MDE Application to Fly Neural Data
Drosophila melanogaster
A fly expressing the calcium indicator GCaMP6f as a measure of neuronal activity was recorded walking on a Styrofoam ball. Neuronal activity was segmented by independent component analysis (ICA) yielding 80 component brain areas. Two behavioral variables were simultaneously recorded: forward speed (FWD) and left/right turning speed (Left Right).
Find MDE of neural activity to forward movement.
Import modules
from pandas import read_csv, DataFrame
from matplotlib import pyplot as plt
%matplotlib ipympl
These modules are required for theEvaluate()function to compare MDE results.
import numpy
import sklearn
import pydiffmap
Import MDE & Evaluate classes
from dimx import MDE, Evaluate
Read Drosophila data
df = read_csv( './data/Fly80XY_norm_1061.csv' )
Instantiate and Run MDE class objects for FWD & Left_Right targets
We use the first 300 time series rows to create the EDM library, and perform out-of-sample prediction on time series rows 301-600. These indices are Not zero offset.
ccmSlope is the minimum slope of a linear fit to the CCM rho(L) curve to validate a causal driver. L is the vector of CCM library sizes at which CCM is evaluated.
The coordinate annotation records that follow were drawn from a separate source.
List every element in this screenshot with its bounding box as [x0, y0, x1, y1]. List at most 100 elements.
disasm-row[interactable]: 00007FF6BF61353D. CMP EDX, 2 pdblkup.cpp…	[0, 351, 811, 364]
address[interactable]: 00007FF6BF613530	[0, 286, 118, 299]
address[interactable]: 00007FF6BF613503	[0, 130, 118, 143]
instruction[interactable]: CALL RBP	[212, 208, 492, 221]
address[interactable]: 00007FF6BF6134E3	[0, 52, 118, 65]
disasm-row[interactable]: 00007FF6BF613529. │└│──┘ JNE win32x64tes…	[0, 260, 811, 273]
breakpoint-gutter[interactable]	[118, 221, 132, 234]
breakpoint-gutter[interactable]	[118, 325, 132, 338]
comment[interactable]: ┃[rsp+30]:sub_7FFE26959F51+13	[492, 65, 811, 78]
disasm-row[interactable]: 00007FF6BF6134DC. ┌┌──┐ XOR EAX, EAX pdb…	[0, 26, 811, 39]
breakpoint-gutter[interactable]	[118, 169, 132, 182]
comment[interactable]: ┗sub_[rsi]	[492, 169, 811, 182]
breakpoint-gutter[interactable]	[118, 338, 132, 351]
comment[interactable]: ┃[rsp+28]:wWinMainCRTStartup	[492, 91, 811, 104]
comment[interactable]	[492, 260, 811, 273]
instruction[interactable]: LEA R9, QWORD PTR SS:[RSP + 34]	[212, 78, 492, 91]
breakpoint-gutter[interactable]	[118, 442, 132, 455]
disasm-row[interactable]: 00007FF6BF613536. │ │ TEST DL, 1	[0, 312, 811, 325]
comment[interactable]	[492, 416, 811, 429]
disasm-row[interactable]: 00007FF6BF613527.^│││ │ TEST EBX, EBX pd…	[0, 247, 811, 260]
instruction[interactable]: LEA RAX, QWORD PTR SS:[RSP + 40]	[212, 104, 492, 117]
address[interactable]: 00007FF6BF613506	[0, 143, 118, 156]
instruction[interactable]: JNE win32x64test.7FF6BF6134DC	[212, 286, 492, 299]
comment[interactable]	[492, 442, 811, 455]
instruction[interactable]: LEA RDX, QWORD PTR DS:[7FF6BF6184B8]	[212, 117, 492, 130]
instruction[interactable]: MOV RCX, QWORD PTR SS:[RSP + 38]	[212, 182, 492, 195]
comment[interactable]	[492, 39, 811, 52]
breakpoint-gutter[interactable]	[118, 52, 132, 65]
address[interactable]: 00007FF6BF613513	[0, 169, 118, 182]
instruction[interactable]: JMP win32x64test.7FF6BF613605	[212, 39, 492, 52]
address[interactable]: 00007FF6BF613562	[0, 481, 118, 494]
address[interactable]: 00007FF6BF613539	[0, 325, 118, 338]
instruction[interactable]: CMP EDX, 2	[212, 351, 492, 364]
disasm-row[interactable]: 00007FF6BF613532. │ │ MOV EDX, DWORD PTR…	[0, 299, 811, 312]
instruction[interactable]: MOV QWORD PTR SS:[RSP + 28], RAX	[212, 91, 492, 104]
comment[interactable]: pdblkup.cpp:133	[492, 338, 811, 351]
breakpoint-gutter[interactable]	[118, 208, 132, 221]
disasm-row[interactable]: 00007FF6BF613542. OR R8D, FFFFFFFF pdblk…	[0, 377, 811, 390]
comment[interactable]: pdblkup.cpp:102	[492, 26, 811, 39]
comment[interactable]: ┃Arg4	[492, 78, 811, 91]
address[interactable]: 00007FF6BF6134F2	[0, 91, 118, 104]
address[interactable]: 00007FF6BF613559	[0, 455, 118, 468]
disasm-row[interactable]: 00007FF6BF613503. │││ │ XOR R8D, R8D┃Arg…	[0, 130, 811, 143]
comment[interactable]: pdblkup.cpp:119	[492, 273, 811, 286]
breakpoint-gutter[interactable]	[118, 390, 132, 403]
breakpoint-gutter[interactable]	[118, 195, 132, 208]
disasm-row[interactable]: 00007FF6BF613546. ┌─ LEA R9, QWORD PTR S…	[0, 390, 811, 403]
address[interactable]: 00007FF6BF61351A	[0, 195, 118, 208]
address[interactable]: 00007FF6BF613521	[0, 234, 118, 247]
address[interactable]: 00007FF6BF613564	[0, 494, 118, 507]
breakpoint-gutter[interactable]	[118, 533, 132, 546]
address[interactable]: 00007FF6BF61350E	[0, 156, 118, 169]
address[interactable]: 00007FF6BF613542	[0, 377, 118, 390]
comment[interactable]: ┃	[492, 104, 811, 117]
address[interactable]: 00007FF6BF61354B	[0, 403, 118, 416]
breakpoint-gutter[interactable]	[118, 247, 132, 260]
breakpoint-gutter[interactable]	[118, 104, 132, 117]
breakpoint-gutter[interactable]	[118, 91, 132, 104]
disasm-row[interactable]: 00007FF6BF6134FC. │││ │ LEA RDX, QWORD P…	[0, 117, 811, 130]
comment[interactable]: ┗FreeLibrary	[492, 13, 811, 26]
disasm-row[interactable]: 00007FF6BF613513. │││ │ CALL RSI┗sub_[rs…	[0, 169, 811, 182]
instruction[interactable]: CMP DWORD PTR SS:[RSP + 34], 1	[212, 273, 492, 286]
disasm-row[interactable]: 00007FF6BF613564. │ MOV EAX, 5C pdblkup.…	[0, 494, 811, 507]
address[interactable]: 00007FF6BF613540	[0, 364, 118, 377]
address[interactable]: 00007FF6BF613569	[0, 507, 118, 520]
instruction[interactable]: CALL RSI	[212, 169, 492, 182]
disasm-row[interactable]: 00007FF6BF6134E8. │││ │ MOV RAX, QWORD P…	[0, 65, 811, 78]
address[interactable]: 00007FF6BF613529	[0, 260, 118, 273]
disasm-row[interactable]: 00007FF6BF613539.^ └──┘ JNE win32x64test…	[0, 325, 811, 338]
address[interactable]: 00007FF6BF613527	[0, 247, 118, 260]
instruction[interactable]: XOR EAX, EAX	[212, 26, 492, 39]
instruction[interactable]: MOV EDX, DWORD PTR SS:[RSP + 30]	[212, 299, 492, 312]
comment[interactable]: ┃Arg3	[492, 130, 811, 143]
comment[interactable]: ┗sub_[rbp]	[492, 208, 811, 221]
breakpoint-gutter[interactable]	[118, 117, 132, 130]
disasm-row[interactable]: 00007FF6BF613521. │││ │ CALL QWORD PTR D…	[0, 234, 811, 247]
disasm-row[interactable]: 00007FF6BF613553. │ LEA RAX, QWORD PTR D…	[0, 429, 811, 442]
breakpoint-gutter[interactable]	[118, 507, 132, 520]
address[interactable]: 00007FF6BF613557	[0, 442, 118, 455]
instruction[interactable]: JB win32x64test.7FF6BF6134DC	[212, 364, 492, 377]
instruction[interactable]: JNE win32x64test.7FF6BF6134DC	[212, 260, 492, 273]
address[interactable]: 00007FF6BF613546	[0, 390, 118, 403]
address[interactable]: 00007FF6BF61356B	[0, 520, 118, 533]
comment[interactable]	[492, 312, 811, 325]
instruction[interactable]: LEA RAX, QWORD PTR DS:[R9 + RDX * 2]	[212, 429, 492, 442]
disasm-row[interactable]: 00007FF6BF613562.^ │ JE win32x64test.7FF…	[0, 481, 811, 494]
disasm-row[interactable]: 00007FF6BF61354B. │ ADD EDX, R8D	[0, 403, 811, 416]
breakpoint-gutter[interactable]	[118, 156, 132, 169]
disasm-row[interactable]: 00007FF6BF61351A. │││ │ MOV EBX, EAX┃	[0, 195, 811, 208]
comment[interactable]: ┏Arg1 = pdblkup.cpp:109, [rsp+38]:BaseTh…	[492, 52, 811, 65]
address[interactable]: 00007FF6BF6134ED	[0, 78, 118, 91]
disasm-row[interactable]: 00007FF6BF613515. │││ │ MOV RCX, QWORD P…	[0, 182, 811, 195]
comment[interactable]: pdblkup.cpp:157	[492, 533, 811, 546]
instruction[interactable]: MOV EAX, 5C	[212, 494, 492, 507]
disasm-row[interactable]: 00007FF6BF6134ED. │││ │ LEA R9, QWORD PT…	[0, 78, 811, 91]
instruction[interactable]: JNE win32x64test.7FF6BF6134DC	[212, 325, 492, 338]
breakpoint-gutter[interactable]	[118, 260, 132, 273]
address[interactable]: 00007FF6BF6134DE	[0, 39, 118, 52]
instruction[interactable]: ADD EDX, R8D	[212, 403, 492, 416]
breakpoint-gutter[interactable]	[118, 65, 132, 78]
Default values for L are percentiles [10,15,85,90] of the number of observations (rows).
Fly_FWD = MDE( df, # Pandas DataFrame of observables
target = 'FWD', # target behavior variable
removeColumns = ['index','FWD','Left_Right'], # variables to ignore
D = 12, # Max number of dimensions
lib = [1,300], # EDM library start,stop indices
pred = [301,600], # EDM prediction start,stop indices
ccmSlope = 0.01, # CCM convergence criteria
embedDimRhoMin = 0.65, # Minimum rho for CCM embedding dimension
crossMapRhoMin = 0.5, # Minumum rho for cross map of target : variables
cores = 10, # Number of cores in CrossMapColumns()
chunksize = 30, # multiprocessing pool chunksize
plot = False )
Fly_FWD.Run()
Fly_LR = MDE( df,
target = 'Left_Right',
removeColumns = ['index','FWD','Left_Right'],
D = 12,
lib = [1,600],
pred = [801,1000],
ccmSlope = 0.01,
embedDimRhoMin = 0.2,
crossMapRhoMin = 0.05,
cores = 10,
chunksize = 30,
plot = False )
Fly_LR.Run()
Combine FWD & Left_Right results into one DataFrame and plot
FlyDF = DataFrame(
{'D' : [i for i in range(1, len(Fly_FWD.MDEOut)+1)],
'FWD_variable':Fly_FWD.MDEOut['variables'], 'FWD_rho':Fly_FWD.MDEOut['rho'],
'LR_variable' :Fly_LR.MDEOut['variables'], 'LR_rho' :Fly_LR.MDEOut['rho'] } )
FlyDF
ax = FlyDF.plot( x = 'D', y=['FWD_rho','LR_rho'], label = ['FWD','Left_Right'],
lw = 3, figsize = (5,4), title = 'Fly MDE' )
table = ax.table( cellText = FlyDF.loc[:,['D','FWD_variable','LR_variable']].values,
colLabels = ['D','FWD','LR'], loc = 'lower center', fontsize = 10,
colWidths = [0.1,0.12,0.12], edges = 'open', colLoc = 'left', cellLoc = 'left' )
MDE indicates forward motion can be represented with a 5-dimensional embedding of observation vectors TS33, TS4, TS8, TS9, TS32. These 5 variables achieve a Pearson correlation of 0.86 between observed and predicted forward movement.
Evaluate MDE components & compare to PCA & Diffusion Map
Here we compare out-of-sample prediction of FWD behavior with the 5 MDE identified observables as well as 5 component PCA and Diffusion Map.
Fly_FWD_Eval = Evaluate( df,
columns_range = [1,81], # 0-offset range of columns for PCA, DMap
mde_columns = ['TS33', 'TS4', 'TS8', 'TS9', 'TS32'],
predictVar = 'FWD',
library = [1, 300], # index start,stop of observations for library
prediction = [301, 600], # index start,stop of predictions
components = 5, # Number of PCA & DMap components
dmap_k = 15, # diffusion_map k nearest neighbors
figsize = (7,6) )
Fly_FWD_Eval.Run()
Fly_FWD_Eval.Plot()
The MDE prediction has the lowest CAE (cumulative absolute error) to the out-of-sample observations. The diffusion map compoents are latent (not observable) and do not correspond in an obvious way to observed neural dynamics. The PCA prediction lumps the majority of the variance into a single component based on a linear decomposition. Both PCA and diffusion map predict activity during times when no FWD movement is observed, while MDE does not. Crucially, MDE predictions are not latent, but actual observables of the system.